Philosopher Jean-Jacques Rousseau might have been onto something when he defined happiness as “a good bank account, a good cook and a good digestion.”

I guess two out of three ain’t bad! After a two-week vacation in Italy and France (and a few stormy days stuck in Falmouth to boot), I can count my blessings to have the two latter, even if the former took a hit.

It was the international Slow Food conference that brought me to Italy to explore the pleasures of food and the concepts of good, clean and fair food. My time overseas was all about food and taste; however, it’s the next stages of consumption that now have me ruminating.

From beginning to end, digestion is not just an in and out affair. How we bring food into our bodies varies from the simple to the sublime. Humans are known as ingestive feeders, because we take in food through our mouths. Compare that to others.

Beware of absorptive feeders, including the parasitic tapeworm, which take in nutrients directly though their body walls while living off other organisms. Fear not the filter feeders; bivalves and others that collect food by filtering it out of water sucked in through a siphoning mechanism.

Get the lowdown on substrate feeders, which include earthworms and termites. They eat the material that they burrow through. And, of course, it is the fluid feeders that really suck. Aphids and other fluid feeders obtain nutrients by piercing their food and sucking in fluids.

Once food gets into the system, enjoyment of it varies by species. Not all animals experience the same gratification of food as we humans do, while others might experience it even more! While all animals have some sort of chemical sensors to assess food, only vertebrates have tongues (and thus taste buds).
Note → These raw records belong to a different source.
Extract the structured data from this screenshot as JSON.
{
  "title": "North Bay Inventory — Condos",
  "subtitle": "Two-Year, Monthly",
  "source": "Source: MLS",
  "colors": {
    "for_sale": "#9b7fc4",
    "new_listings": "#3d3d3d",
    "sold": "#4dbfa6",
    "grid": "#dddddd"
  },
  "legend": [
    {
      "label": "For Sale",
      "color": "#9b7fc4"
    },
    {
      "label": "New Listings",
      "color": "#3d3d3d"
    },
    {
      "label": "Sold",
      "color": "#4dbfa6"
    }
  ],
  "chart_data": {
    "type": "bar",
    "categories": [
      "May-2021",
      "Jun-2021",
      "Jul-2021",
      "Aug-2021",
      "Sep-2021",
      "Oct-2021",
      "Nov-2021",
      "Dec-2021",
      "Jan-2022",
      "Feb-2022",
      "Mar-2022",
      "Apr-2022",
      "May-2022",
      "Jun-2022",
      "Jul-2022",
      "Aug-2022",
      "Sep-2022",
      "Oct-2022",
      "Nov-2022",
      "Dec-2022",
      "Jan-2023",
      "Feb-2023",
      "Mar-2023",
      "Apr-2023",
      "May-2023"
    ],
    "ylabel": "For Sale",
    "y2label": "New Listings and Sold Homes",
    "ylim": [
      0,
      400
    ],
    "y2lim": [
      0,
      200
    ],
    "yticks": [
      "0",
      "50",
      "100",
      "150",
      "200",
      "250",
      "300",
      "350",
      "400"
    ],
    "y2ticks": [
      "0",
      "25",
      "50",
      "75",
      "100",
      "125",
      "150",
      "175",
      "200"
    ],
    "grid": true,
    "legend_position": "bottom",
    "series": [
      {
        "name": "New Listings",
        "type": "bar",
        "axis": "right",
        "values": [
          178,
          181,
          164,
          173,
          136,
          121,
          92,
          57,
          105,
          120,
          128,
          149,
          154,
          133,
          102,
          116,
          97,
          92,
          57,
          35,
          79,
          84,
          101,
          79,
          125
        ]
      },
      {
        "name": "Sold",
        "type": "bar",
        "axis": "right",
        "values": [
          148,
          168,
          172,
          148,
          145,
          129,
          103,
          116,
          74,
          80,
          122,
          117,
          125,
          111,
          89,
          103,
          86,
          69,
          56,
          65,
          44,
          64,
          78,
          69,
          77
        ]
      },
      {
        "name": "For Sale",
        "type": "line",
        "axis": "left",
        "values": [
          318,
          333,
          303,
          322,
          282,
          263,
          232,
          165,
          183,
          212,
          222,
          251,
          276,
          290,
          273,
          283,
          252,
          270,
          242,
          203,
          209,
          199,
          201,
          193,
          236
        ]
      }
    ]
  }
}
When it comes to buds, some are more endowed than others. Carnivores generally have the fewest taste buds, while herbivores fare better. On the light side in the taste bud department are chickens, which have about 30 taste buds. Humans come in somewhere in the middle of the heap, with 10,000 taste buds each, while pigs have 15,000 and cows 25,000. At the top of the taste bud pile are catfish, which can have up to 175,000 taste buds per individual!

But I digress. (Or is it digest?)

Digestion provides food for thought for both the epicurean and the biologist. The human digestive system is familiar to most of us. We are considered monogastric, characterized by one simple stomach and possessing upper and lower teeth, which is often, but not always, indicative of an omnivorous lifestyle. Herbivorous ruminants differ because they have a stomach with four compartments and are known for their cud-chewing habits and lack of upper front teeth.

Birds have no teeth at all and don’t chew. Instead, they have a crop where food is stored, soaked and softened, and a gizzard equipped to grind and pulverize their victuals. There are some exceptions, such as owls which lack a crop, and some specialists which bring their digestion to impressive levels. Wild turkeys can pulverize walnuts, and a shrike can fully digest a mouse in three hours!

Which brings me back to slow food. Whether you pulverize and gulp your food or savor it, poet Mary Webb probably summed it up best for all creatures under the sun in one neat little stanza:

“Give me good digestion, Lord,

And something to digest;

But where and how that something comes

I leave to Thee, who knoweth best.”

Suzan Bellincampi is director of the Felix Neck Wildlife Sanctuary in Edgartown.